After all, our website hopes to invite as many young and amateur artists into the artistic conversation as possible. What would our site be if it didn't offer artists the chance to converse with each other as well?


References

Benkler, Yochai (2006), 'Peer Production and Sharing', The Wealth of Networks, New Haven, Yale University Press.

Korman, Amanda (2011), 'Book collaboration goes online', The Berkshire Eagle, 26 February 2011, available http://ezproxy.library.usyd.edu.au/login?url=http://search.proquest.com/docview/853899607?accountid=14757

Sunday, 4 September 2011

Art in everyday spaces

Late last year, while preparing another project, I had the privilege of meeting some Newtown-based street artists and art enthusiasts. Most of these people aren't too forthcoming with their 'real' identities - like many inhabitants of the online space, they revel in anonymity. Their cultural product is more important anyway, and there's always a concern for the legal issues around street art. But turn one or two corners in the Newtown area, and this art is everywhere...

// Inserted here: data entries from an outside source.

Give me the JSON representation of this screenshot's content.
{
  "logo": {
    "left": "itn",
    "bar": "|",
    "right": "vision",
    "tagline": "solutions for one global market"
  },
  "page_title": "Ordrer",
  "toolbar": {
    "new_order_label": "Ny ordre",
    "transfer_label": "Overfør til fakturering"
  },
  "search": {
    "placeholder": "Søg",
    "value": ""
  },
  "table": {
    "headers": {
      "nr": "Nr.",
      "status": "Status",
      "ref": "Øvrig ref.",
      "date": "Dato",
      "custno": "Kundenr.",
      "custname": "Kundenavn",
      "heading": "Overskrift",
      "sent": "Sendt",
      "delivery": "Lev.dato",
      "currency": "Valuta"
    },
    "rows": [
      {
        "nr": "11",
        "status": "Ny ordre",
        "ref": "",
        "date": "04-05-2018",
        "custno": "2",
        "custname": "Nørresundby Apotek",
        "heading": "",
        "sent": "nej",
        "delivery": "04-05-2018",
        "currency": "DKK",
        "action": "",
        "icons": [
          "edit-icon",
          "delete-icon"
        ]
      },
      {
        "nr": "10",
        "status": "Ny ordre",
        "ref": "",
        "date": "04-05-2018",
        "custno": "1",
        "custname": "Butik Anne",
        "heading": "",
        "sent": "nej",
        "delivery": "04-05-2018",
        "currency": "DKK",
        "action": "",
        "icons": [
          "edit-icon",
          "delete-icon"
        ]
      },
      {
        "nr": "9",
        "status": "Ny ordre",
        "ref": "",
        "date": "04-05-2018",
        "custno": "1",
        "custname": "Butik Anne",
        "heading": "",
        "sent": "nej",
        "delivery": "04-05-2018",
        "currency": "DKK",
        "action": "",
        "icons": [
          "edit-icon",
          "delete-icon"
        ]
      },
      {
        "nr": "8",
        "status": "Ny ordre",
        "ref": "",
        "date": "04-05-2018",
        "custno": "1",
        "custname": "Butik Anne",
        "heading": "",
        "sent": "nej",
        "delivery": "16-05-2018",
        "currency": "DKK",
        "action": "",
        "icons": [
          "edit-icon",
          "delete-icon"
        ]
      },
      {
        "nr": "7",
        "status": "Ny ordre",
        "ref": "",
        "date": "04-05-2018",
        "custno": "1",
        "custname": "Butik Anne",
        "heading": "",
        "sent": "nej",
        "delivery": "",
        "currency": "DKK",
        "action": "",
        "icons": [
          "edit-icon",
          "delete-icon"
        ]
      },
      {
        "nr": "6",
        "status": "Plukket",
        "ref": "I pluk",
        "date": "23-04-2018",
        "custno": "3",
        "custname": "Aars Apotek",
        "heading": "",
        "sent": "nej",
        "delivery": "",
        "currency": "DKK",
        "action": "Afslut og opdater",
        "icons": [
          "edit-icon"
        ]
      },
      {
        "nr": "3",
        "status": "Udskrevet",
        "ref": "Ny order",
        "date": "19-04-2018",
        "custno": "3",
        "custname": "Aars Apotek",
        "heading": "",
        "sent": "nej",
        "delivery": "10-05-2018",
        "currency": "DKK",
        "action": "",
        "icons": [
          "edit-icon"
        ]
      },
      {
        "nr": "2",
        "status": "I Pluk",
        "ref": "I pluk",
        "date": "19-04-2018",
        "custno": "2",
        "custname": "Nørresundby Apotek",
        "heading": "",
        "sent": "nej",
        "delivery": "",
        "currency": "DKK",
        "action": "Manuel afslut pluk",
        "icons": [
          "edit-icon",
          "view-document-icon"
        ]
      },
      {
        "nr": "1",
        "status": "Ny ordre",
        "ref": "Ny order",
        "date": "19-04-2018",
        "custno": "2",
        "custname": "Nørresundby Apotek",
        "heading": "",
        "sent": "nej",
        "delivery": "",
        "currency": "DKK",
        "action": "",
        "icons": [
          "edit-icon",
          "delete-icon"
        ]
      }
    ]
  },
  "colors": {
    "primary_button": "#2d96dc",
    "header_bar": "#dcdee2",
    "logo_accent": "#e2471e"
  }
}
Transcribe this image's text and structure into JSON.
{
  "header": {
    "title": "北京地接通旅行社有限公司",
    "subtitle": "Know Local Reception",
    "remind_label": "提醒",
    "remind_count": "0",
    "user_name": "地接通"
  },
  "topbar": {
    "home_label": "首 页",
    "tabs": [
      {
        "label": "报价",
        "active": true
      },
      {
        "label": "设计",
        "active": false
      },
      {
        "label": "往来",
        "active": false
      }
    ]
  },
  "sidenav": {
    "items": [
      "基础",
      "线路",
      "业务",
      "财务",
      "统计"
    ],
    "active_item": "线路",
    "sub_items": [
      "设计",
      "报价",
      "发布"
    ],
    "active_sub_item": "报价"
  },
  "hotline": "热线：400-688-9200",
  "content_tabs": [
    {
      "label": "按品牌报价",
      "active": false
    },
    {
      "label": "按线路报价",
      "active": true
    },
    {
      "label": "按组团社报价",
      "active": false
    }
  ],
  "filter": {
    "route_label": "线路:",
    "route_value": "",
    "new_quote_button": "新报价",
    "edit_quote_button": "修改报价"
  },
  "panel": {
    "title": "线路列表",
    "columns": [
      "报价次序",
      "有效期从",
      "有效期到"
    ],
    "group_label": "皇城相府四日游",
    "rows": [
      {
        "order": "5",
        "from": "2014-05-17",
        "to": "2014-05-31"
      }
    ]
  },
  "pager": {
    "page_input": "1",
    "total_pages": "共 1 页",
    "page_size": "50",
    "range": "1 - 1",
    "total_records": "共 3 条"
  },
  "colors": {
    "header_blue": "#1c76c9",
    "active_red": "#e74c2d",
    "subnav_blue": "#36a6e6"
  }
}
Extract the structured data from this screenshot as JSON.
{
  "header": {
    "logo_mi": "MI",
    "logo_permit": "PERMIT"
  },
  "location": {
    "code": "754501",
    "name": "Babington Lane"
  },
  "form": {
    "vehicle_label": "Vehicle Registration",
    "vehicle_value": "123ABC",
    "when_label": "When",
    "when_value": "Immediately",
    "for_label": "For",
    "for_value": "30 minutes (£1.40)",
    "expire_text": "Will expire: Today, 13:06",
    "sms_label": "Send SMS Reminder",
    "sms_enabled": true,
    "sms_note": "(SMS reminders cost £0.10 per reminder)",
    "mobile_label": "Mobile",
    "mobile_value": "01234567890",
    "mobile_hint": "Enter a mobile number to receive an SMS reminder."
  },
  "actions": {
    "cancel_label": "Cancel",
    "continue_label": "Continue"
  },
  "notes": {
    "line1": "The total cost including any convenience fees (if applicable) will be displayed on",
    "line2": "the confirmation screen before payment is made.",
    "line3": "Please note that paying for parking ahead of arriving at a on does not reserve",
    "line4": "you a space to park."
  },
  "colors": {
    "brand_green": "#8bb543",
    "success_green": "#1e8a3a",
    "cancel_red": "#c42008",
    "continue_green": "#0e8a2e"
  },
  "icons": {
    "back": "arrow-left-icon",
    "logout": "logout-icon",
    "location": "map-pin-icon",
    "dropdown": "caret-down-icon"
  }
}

'I have a dream' mural, King St (Photos: Chris Martin)


TV in front of a stencil wall, Marrickville



"It's like a jungle sometimes," Enmore Rd


Some of these works are commissioned and legal, most are not. In an interview, one habitual Newtown street artist and graffiti tagger, Vars, told me the motivations behind his work are simple - that the walls are there, they look pretty boring when they're blank, and nobody gets hurt by a bit of paint.

The Newtown streets have plenty in common with the cultural environment of the online media. There's an infinite canvas of Internet wallspace to be decorated, and you have to go well out of your way if you want be a vandal.

Such is the concept behind our project. Canvas Collective (still a working title) will be the streets and alleyways of the online art community. With the advantages of the online format, we can create an easily accessible hub for artists and art fans to share their works and engage with others'. It's a leisurely walk around the back alleys of Newtown with a detour through the most prestigious national galleries, meeting the like-minded along the way.

And incidentally, even the community of artists painting Sydney streetscapes doesn't always wallow in lonesome anonymity. Just recently, the artist Heesco won the third series of Secret Wars, a live 'paint-off' competition involving some of the city's most talented street artists, and held in the suitably underground confines of the Oxford Art Factory.

It's exactly the kind of artistic community spirit for which Canvas Collective can provide a permanent home.